Pour elle, La Maison de Terre des hommes Valais représente un cocon salvateur. « La bonté que j’y ai ressentie est venue contrebalancer mon malheur. J’étais une enfant innocente, sans réponse face à la violence des autres et à leurs conséquences directes. Dans mon cas, de graves brûlures et une vie brisée. »
Par cette visite, elle tient aussi à exprimer sa gratitude. « Je suis reconnaissante du fond du cœur pour mon accueil à La Maison dans les années 80. J’ai un profond respect pour tout le personnel de l’institution qui, encore aujourd’hui, fait tout pour sauver des enfants malades ou accidentés. »
Dépasser ses difficultés
Iman estime que les nombreuses mains tendues à La Maison aident à franchir les difficultés. « C’est un lieu qui relie les êtres humains à travers des valeurs comme la générosité, l’entraide, la coopération, sans distinction ethnique ou religieuse. »
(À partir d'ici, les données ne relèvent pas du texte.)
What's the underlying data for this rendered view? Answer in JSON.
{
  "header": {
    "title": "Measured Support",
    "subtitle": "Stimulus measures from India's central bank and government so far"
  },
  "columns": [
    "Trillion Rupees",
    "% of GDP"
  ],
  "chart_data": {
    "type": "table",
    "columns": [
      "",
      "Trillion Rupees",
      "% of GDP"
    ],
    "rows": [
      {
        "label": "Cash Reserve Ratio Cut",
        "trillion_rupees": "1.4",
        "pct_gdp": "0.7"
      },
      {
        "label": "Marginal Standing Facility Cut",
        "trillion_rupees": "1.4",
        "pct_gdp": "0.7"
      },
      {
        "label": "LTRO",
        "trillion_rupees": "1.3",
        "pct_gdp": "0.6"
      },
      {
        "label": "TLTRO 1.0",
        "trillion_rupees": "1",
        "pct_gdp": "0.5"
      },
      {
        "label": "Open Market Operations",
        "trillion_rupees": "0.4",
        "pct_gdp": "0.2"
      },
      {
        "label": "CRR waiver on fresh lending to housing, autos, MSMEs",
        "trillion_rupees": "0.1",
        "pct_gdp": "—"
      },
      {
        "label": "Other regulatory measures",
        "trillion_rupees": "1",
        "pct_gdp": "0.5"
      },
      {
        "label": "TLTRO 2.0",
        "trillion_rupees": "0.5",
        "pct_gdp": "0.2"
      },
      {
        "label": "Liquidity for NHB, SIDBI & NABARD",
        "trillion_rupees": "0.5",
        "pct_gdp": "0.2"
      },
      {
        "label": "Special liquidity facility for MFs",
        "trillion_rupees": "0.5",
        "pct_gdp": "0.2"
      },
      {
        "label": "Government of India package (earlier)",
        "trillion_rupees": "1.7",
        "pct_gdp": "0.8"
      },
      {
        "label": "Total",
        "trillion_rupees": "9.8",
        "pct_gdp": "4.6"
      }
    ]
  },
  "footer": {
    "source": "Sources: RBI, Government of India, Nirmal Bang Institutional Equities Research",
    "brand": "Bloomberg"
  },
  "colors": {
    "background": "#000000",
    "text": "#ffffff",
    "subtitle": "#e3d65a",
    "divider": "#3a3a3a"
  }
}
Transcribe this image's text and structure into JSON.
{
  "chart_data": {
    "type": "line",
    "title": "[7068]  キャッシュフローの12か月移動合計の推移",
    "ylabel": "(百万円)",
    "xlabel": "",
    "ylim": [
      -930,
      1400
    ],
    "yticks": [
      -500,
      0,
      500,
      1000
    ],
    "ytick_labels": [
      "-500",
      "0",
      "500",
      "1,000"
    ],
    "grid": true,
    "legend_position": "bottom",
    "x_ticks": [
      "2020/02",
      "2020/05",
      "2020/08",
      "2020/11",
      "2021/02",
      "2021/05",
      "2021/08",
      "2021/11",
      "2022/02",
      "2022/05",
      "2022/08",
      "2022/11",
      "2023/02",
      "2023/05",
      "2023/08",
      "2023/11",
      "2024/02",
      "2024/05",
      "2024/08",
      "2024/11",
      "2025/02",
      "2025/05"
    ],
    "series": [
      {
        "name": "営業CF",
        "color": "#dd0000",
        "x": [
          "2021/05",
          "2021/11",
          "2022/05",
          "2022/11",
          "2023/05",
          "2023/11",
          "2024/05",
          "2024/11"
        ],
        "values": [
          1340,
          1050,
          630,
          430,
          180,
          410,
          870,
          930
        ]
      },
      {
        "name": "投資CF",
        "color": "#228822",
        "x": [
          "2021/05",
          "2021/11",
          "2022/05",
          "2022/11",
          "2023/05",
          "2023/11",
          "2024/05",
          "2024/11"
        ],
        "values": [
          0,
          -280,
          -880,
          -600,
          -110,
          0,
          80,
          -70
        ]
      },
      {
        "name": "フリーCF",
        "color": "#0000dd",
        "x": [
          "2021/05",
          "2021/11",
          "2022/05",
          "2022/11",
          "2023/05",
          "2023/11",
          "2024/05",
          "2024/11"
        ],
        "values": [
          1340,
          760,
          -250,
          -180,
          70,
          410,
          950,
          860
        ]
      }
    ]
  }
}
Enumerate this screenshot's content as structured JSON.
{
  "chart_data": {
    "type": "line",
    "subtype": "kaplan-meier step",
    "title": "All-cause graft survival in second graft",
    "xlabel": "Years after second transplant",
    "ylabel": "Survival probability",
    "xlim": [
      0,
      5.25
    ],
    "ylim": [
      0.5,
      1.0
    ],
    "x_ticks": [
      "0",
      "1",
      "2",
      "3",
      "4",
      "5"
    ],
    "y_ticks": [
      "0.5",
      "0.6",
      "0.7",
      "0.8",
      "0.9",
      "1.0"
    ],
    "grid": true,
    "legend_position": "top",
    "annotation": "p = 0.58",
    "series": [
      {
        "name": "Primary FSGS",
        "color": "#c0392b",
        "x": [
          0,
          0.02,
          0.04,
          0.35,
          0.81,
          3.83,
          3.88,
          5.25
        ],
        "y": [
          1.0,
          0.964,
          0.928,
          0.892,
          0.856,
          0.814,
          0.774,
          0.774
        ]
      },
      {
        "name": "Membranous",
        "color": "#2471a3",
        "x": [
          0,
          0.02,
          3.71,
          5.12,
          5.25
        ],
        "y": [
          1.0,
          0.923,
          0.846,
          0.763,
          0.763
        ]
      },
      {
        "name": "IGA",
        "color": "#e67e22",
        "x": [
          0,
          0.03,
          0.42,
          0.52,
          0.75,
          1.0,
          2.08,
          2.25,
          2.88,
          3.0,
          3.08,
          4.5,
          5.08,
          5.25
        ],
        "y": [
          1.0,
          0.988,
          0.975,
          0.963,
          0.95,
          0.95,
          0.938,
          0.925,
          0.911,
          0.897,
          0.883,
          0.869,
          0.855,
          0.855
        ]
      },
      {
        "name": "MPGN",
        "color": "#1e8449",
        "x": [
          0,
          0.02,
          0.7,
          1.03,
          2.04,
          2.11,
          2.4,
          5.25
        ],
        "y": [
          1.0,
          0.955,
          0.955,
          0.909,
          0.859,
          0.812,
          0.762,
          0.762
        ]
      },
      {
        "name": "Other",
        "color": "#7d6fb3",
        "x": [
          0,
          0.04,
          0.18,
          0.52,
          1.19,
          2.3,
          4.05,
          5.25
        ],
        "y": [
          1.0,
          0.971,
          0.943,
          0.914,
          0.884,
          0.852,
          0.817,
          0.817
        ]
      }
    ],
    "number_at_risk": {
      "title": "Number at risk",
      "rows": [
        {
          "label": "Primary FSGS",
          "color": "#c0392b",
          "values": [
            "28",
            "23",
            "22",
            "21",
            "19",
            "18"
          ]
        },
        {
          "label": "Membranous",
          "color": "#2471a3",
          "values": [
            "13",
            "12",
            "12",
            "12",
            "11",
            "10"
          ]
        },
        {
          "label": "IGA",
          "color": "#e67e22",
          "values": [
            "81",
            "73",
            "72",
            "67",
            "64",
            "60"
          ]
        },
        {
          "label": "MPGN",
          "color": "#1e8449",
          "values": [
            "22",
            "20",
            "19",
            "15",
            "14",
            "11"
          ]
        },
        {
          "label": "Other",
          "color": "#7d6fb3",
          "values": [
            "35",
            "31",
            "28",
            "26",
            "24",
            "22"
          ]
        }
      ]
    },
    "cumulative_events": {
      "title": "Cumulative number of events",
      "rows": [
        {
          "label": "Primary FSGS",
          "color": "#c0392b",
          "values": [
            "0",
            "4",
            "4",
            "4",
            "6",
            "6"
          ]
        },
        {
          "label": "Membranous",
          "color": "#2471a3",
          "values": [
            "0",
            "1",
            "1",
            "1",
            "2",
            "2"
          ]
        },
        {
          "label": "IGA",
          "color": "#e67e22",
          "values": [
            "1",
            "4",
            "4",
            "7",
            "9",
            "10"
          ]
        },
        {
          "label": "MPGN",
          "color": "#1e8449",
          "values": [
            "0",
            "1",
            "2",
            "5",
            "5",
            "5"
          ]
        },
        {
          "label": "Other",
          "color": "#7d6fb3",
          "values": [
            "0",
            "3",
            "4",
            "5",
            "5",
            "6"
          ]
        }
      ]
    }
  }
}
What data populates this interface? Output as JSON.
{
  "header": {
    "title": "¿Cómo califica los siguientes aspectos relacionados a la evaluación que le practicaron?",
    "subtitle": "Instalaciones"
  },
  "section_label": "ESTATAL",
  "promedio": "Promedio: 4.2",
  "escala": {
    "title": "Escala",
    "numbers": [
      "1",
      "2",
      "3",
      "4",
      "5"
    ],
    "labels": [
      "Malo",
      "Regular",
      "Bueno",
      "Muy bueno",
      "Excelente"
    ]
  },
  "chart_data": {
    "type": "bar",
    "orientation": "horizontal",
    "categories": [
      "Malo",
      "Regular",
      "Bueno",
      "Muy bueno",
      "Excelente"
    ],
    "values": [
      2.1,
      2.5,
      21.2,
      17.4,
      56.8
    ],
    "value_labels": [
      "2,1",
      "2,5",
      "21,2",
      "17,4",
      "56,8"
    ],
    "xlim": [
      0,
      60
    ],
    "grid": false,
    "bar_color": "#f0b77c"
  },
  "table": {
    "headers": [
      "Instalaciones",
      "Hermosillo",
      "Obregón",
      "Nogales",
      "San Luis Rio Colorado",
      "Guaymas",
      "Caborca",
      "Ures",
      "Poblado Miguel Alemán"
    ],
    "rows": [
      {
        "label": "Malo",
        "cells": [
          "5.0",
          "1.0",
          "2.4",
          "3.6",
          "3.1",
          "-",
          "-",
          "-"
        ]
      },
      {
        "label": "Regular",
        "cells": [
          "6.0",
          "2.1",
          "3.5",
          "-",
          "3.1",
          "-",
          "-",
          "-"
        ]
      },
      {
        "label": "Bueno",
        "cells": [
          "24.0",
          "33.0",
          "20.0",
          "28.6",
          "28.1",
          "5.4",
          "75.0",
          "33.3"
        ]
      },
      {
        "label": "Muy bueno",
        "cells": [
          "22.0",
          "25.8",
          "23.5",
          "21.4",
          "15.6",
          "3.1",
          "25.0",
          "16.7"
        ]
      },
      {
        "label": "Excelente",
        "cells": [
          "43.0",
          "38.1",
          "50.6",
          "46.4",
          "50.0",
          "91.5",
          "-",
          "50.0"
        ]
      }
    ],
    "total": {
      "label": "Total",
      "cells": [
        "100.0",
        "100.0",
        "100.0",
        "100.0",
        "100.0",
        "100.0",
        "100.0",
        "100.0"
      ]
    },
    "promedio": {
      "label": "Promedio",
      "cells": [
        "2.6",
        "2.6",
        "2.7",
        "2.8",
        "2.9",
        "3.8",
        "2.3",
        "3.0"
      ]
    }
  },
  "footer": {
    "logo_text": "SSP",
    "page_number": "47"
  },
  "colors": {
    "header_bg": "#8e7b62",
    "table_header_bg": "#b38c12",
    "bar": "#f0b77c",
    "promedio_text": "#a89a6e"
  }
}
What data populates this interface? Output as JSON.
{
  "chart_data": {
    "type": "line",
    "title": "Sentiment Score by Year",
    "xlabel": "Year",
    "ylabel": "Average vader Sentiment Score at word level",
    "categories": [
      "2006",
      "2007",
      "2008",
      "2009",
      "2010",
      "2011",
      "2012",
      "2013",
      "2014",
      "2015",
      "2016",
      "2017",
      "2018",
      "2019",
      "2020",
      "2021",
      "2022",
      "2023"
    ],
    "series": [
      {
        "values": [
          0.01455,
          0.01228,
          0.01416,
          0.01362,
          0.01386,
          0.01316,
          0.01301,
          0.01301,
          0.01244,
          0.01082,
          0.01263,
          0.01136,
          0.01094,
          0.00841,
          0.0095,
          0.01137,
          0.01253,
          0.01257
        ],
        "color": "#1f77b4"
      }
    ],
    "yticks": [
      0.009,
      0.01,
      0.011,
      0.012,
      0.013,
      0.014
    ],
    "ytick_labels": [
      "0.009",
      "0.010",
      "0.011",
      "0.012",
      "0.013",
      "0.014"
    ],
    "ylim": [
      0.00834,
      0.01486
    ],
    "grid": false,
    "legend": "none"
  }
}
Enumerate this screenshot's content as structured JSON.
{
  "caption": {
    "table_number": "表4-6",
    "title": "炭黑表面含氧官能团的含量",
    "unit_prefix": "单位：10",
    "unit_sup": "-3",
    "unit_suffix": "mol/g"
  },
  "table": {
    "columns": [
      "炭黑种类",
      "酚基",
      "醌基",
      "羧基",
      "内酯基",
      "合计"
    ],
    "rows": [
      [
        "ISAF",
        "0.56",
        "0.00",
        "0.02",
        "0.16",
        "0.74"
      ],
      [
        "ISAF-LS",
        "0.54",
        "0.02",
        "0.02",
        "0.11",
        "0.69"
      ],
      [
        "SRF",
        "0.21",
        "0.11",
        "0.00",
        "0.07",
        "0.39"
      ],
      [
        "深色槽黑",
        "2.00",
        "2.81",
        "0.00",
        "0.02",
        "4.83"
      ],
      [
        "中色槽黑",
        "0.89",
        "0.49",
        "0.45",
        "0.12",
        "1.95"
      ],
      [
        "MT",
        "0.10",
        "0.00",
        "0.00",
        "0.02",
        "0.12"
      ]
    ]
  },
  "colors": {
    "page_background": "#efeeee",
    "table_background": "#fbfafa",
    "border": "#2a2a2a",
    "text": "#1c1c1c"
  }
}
Elle explique que le cadre paisible de La Maison, les jeux et interactions avec les autres enfants, ont été primordiaux pour retrouver un équilibre psychologique, autant pour elle que pour son frère. « On jouait notamment au baby-foot, aux jeux de société et on faisait des puzzles. Et le dimanche on cuisinait tous ensemble. » Leur convalescence à La Maison leur a en quelque sorte permis de renaître, comme le souligne Iman.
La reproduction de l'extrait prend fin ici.